Meteorlar won something called the Swatch Peace Hotel Award at Locarno this year, but it only made its first appearance over this continent at FNC. Turkish director Gürcan Keltek’s second feature documentary is a problematic yet extraordinary meditation on violent events celestial and terrestrial, fleeting and seemingly endless. Delivered in monochromatic images that render shadows a deep black and various luminous phenomena a stark white, Meteorlar (Turkish for Meteors; I haven’t found a consensus yet on the English title) essays on the death and destruction wrought upon Kurdish villages in Turkey, moving between scenes of hunting, festivities, civil unrest, stargazing and Kurdish children playing in rubble or describing what can only be categorized as a humanitarian crisis.

The testimonies are harrowing and the evidence of indiscriminate violence on the part of the Turkish authorities is exhibited in abundance.

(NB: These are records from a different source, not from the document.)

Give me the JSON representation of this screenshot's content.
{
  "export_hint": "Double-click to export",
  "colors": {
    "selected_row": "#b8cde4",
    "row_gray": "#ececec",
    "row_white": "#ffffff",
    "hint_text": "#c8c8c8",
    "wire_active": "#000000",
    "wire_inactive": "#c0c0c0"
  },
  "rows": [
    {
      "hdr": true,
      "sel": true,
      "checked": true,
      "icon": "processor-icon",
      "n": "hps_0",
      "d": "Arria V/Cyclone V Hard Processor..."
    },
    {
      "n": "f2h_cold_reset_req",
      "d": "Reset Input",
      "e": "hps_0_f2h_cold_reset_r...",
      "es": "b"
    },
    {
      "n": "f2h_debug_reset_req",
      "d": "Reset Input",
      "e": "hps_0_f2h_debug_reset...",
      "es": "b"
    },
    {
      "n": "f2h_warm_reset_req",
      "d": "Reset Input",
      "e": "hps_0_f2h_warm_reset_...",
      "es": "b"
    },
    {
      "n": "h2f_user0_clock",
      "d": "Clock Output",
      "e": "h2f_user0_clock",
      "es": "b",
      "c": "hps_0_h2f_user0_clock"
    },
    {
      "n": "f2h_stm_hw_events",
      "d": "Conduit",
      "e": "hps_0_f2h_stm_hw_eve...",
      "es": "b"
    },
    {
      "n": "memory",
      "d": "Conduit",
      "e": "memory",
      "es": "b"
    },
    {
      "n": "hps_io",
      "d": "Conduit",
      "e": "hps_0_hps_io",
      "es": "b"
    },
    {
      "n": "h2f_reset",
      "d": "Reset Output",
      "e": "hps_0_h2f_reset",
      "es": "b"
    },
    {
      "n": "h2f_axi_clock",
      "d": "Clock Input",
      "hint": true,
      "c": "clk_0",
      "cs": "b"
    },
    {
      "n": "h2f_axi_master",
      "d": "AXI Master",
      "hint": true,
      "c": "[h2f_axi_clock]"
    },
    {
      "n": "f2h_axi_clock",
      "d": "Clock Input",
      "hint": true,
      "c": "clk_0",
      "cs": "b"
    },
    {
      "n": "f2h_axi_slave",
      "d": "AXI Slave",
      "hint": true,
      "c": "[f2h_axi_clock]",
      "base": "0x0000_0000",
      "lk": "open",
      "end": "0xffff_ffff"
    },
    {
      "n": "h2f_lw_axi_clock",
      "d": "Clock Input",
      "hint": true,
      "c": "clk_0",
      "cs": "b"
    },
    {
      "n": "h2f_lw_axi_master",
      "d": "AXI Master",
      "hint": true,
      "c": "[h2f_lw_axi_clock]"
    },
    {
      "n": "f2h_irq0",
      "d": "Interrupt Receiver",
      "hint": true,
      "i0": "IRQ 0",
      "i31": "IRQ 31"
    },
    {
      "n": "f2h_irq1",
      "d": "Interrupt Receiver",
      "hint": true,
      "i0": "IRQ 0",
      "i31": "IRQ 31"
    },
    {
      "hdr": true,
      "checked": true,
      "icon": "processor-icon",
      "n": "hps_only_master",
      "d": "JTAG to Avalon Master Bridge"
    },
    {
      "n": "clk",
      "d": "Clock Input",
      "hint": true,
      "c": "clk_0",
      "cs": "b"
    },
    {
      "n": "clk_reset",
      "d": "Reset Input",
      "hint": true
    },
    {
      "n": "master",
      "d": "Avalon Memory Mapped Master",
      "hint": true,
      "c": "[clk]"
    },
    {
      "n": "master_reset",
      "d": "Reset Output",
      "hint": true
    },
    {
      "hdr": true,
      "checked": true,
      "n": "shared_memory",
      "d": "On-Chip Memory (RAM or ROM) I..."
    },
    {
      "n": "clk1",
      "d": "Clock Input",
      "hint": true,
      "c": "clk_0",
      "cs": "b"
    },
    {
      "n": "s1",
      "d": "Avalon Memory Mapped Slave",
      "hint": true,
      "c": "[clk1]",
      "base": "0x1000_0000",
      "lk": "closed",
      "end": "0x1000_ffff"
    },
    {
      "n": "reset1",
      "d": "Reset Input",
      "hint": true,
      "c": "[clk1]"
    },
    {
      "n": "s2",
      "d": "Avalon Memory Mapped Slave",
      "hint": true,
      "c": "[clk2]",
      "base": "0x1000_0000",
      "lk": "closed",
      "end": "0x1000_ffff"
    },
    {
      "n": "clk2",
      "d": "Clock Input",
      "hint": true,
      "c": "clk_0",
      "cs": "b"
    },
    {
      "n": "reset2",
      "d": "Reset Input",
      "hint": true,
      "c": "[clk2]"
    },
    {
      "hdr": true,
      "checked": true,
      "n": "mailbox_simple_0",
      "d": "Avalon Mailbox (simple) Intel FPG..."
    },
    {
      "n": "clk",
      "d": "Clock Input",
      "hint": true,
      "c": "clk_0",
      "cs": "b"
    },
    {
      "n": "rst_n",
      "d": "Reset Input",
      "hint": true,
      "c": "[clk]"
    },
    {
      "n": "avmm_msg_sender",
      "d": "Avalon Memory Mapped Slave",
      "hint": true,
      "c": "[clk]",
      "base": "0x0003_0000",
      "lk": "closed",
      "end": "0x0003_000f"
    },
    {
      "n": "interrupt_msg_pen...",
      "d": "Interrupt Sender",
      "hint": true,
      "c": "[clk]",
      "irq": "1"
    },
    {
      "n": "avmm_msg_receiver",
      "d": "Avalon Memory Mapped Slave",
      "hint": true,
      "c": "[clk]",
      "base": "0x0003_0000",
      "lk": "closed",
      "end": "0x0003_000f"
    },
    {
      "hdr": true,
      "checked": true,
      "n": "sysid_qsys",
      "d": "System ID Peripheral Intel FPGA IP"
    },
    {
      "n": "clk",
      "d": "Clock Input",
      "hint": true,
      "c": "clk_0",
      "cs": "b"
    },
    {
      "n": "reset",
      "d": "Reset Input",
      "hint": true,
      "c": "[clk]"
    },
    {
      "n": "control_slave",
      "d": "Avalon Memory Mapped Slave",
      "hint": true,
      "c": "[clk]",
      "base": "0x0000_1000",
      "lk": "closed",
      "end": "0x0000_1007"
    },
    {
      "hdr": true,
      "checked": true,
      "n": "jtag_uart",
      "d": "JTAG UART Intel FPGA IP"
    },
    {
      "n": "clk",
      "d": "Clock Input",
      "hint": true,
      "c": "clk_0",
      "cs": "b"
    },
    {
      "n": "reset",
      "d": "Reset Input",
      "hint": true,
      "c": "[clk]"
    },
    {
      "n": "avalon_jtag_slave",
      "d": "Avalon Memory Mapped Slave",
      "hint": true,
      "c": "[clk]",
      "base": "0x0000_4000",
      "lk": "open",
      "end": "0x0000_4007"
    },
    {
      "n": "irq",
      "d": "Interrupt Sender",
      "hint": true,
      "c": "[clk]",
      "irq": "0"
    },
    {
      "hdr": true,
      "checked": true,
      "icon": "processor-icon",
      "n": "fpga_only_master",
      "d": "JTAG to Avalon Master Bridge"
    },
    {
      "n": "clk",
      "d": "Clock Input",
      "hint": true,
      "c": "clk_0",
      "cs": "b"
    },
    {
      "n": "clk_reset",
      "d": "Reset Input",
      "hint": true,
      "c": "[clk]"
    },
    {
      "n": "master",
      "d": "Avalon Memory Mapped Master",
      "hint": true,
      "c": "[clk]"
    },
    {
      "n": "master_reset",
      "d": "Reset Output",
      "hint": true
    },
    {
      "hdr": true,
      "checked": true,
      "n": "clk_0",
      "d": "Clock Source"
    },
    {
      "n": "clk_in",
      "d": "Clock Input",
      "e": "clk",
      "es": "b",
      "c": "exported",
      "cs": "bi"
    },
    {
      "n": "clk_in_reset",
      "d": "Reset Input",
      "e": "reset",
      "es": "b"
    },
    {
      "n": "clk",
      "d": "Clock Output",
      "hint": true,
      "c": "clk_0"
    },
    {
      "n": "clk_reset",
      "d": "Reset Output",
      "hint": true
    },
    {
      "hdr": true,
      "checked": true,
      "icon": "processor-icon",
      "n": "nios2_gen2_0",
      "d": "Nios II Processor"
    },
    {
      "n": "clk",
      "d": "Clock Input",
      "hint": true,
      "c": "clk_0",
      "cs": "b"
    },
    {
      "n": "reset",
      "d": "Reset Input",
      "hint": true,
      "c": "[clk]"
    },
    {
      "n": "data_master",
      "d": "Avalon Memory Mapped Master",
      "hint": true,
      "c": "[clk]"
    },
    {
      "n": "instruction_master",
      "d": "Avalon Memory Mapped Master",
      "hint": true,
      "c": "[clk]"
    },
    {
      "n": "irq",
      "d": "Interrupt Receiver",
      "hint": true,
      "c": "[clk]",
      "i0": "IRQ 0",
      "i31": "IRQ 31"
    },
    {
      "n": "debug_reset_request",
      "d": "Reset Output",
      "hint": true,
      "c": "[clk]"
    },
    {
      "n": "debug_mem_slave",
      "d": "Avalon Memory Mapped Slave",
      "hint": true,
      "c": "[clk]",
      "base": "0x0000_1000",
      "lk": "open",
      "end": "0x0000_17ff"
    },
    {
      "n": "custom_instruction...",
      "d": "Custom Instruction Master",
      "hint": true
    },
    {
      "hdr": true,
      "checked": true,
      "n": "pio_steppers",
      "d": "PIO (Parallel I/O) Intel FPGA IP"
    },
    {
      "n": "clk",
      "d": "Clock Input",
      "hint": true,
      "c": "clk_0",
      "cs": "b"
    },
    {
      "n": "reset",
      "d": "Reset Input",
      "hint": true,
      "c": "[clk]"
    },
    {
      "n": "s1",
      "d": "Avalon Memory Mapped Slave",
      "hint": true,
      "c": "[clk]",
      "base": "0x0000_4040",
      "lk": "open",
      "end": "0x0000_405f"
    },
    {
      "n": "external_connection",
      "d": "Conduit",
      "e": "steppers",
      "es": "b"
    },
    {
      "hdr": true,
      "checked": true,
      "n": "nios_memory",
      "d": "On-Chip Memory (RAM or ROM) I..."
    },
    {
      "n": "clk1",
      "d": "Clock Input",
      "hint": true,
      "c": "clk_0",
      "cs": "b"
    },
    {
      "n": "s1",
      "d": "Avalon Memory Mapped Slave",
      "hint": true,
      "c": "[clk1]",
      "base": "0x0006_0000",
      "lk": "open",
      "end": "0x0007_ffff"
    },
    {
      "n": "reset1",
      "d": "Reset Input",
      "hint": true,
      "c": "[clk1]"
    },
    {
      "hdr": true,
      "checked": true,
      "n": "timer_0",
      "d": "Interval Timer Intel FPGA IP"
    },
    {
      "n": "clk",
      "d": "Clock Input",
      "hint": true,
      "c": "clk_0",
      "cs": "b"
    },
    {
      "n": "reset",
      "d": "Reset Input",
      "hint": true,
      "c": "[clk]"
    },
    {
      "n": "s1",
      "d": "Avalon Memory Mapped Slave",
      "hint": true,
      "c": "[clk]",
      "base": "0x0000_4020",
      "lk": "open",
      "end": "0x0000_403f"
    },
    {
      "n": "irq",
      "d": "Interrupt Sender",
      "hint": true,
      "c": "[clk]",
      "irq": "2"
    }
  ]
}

The film’s demand for closer attention to the situation is clear, sometimes too clear: actress and writer Ebru Ojen Sahin’s voice-over narration works fine with regards to providing meaningful, personalized context, but her appearances onscreen, her handsome face expressing concern or moodily sucking on cigarettes, is superfluous and mawkish. Far more compelling are the film’s unspoken connections between deadly explosions, celebratory fireworks and meteor showers, which we behold galloping toward Earth like some apocalyptic cavalry. To mark surviving falling bombs by lighting up the sky with fire and smoke: it is a moving act of defiance and makes for one of the more indelible sequences in any nonfiction film this year. I’m grateful to FNC for giving this film a screen in Canada, and hoping other programming bodies follow suit.